Monsoon Shootout Movie Review

In this film starring Vijay Varma and Nawazuddin Siddiqui, debutant director Amit Kumar퉌æpresents a twisty Mumbai noir that manages to be both philosophical and horrifically bloody
Monsoon Shootout Movie Review

Director: Amit Kumar

Cast: Vijay Varma, Nawazuddin Siddiqui, Neeraj Kabi, Tannishtha Chatterjee, Sreejita De

A rain soaked Mumbai night. A rookie cop in a dim alley. A ruthless killer. In a split second the cop must decide whether to kill, arrest or hesitate long enough to let the man escape. Every decision has a different outcome but a few things remain constant – the rain that drenches everything and the corruption that invariably tarnishes every ideal.
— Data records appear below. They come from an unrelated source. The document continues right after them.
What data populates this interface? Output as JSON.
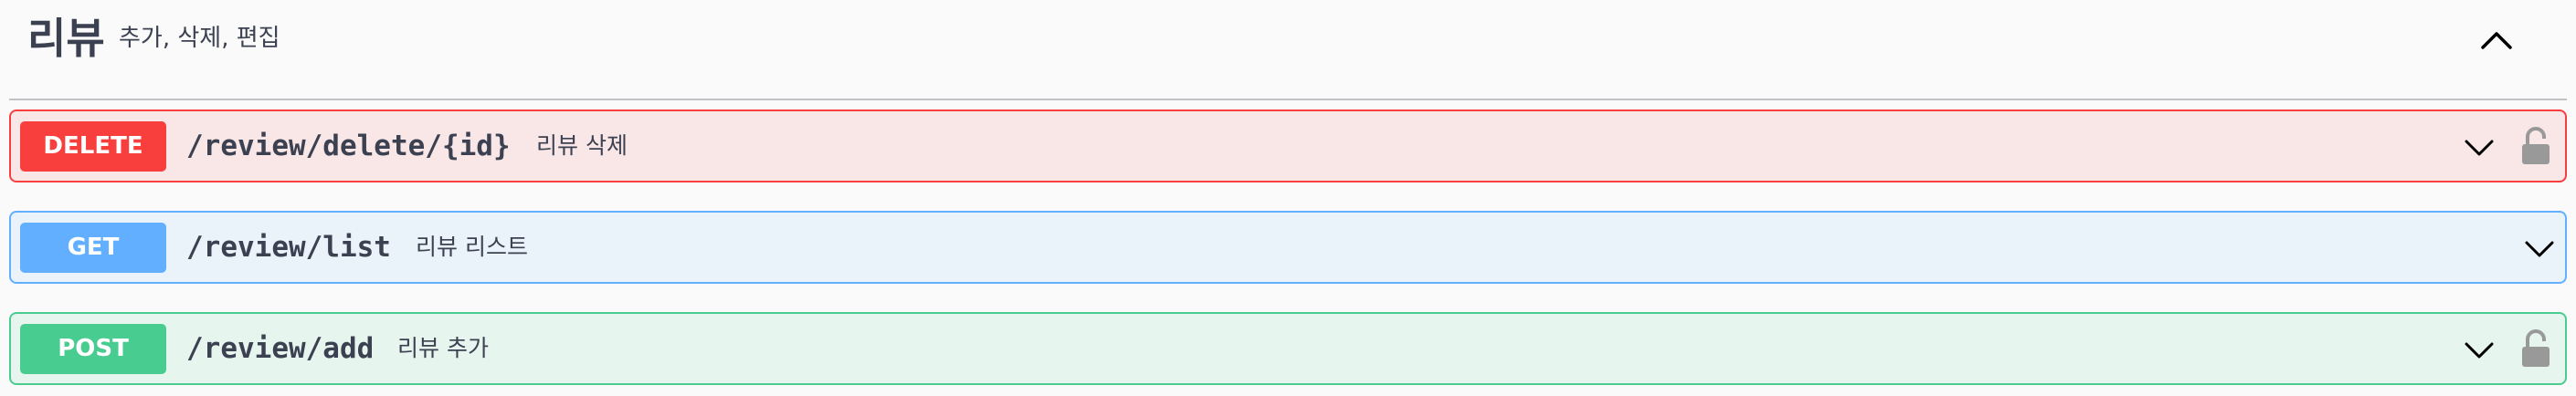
{
  "tag": {
    "title": "리뷰",
    "description": "추가, 삭제, 편집"
  },
  "operations": [
    {
      "method": "DELETE",
      "path": "/review/delete/{id}",
      "summary": "리뷰 삭제",
      "locked": true,
      "color": "#f93e3e"
    },
    {
      "method": "GET",
      "path": "/review/list",
      "summary": "리뷰 리스트",
      "locked": false,
      "color": "#61affe"
    },
    {
      "method": "POST",
      "path": "/review/add",
      "summary": "리뷰 추가",
      "locked": true,
      "color": "#49cc90"
    }
  ],
  "icons": {
    "collapse": "chevron-up-icon",
    "expand": "chevron-down-icon",
    "auth": "lock-icon"
  }
}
Debutant director Amit Kumar presents a twisty Mumbai noir that manages to be both philosophical and horrifically bloody. The acting is solid – Vijay Varma embodies the newbie who slowly comes to understand the brutal compromises his job requires. Neeraj Kabi as his crime branch boss effectively portrays the cynicism of the force.  There's also the terrific kid – Farhan Mohammad Hanif Shaikh – whose eyes communicate his singular tragedy. Tannishtha Chatterjee is his hapless motherand of course Nawazuddin Siddiqui grounds the action as the frightening, unhinged killer Shiva.
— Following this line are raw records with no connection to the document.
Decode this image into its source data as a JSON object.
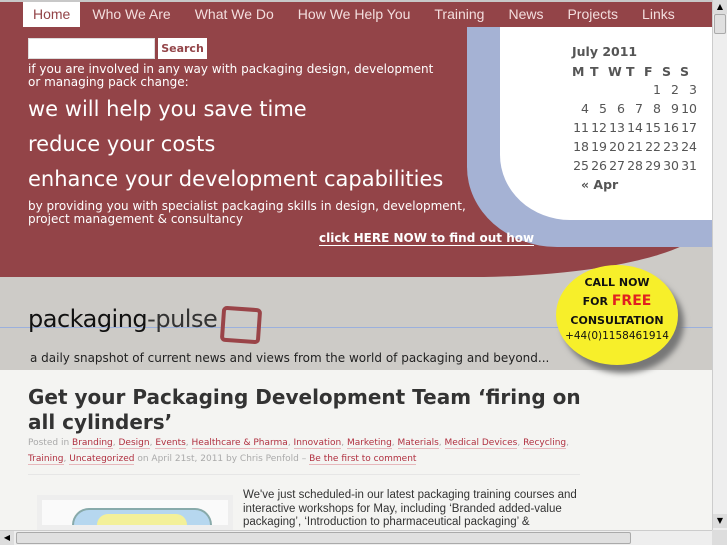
{
  "nav": [
    "Home",
    "Who We Are",
    "What We Do",
    "How We Help You",
    "Training",
    "News",
    "Projects",
    "Links"
  ],
  "search": {
    "button": "Search",
    "value": ""
  },
  "hero": {
    "intro": "if you are involved in any way with packaging design, development or managing pack change:",
    "line1": "we will help you save time",
    "line2": "reduce your costs",
    "line3": "enhance your development capabilities",
    "by": "by providing you with specialist packaging skills in design, development, project management & consultancy",
    "cta": "click HERE NOW to find out how"
  },
  "calendar": {
    "title": "July 2011",
    "days": [
      "M",
      "T",
      "W",
      "T",
      "F",
      "S",
      "S"
    ],
    "weeks": [
      [
        "",
        "",
        "",
        "",
        "1",
        "2",
        "3"
      ],
      [
        "4",
        "5",
        "6",
        "7",
        "8",
        "9",
        "10"
      ],
      [
        "11",
        "12",
        "13",
        "14",
        "15",
        "16",
        "17"
      ],
      [
        "18",
        "19",
        "20",
        "21",
        "22",
        "23",
        "24"
      ],
      [
        "25",
        "26",
        "27",
        "28",
        "29",
        "30",
        "31"
      ]
    ],
    "prev": "« Apr"
  },
  "logo": {
    "bold": "packaging",
    "light": "-pulse",
    "tagline": "a daily snapshot of current news and views from the world of packaging and beyond..."
  },
  "badge": {
    "l1": "CALL NOW",
    "for": "FOR",
    "free": "FREE",
    "l3": "CONSULTATION",
    "phone": "+44(0)1158461914"
  },
  "post": {
    "title": "Get your Packaging Development Team ‘firing on all cylinders’",
    "posted_in": "Posted in",
    "categories": [
      "Branding",
      "Design",
      "Events",
      "Healthcare & Pharma",
      "Innovation",
      "Marketing",
      "Materials",
      "Medical Devices",
      "Recycling",
      "Training",
      "Uncategorized"
    ],
    "date_by": "on April 21st, 2011 by Chris Penfold –",
    "comments": "Be the first to comment",
    "excerpt": "We've just scheduled-in our latest packaging training courses and interactive workshops for May, including ‘Branded added-value packaging’, ‘Introduction to pharmaceutical packaging’ &"
  },
  "colors": {
    "brand": "#934448",
    "accent_blue": "#a5b2d4",
    "badge": "#f7ef2a"
  }
}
The screenplay, also written by Kumar, offers three outcomes for the same scenario. It's a clever idea that plays out with the suspense intact even though you effectively see the same story three times. DOP Rajeev Ravi creates a pulsating sense of the Mumbai underbelly. And yet a sense of 'been there, done that' hangs over Monsoon Shootout. The scenario might be new but the set-up and visuals we've seen before – the mean streets of Mumbai, killers, cops, slumlords, brothels, blood.
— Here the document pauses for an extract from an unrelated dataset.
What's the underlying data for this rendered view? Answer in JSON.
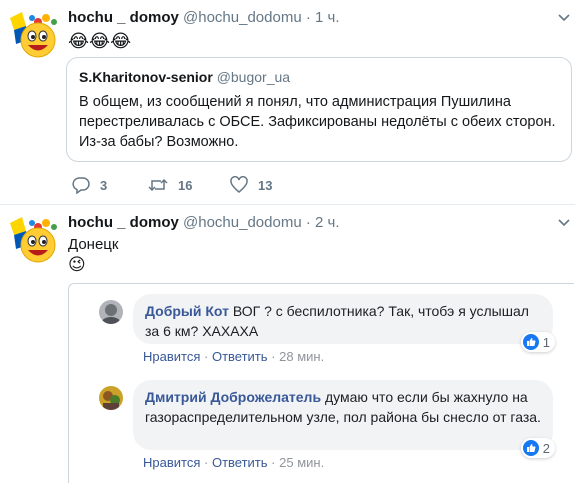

Monsoon Shootout was made five years ago – it premiered at the prestigious Cannes Film Festival in 2013. What was startling then seems less so now.  I think the gap between making and release has especially taken the wind out of Nawazuddin's performance, which seems like a warm-up act for his much superior rendition of an unhinged killer in Raman Raghav 2.0. Incidentally Anurag Kashyap who made that film is a co-producer on Monsoon Shootout.

But if you can look past the déjà vu, Monsoon Shootout offers enough to chew on.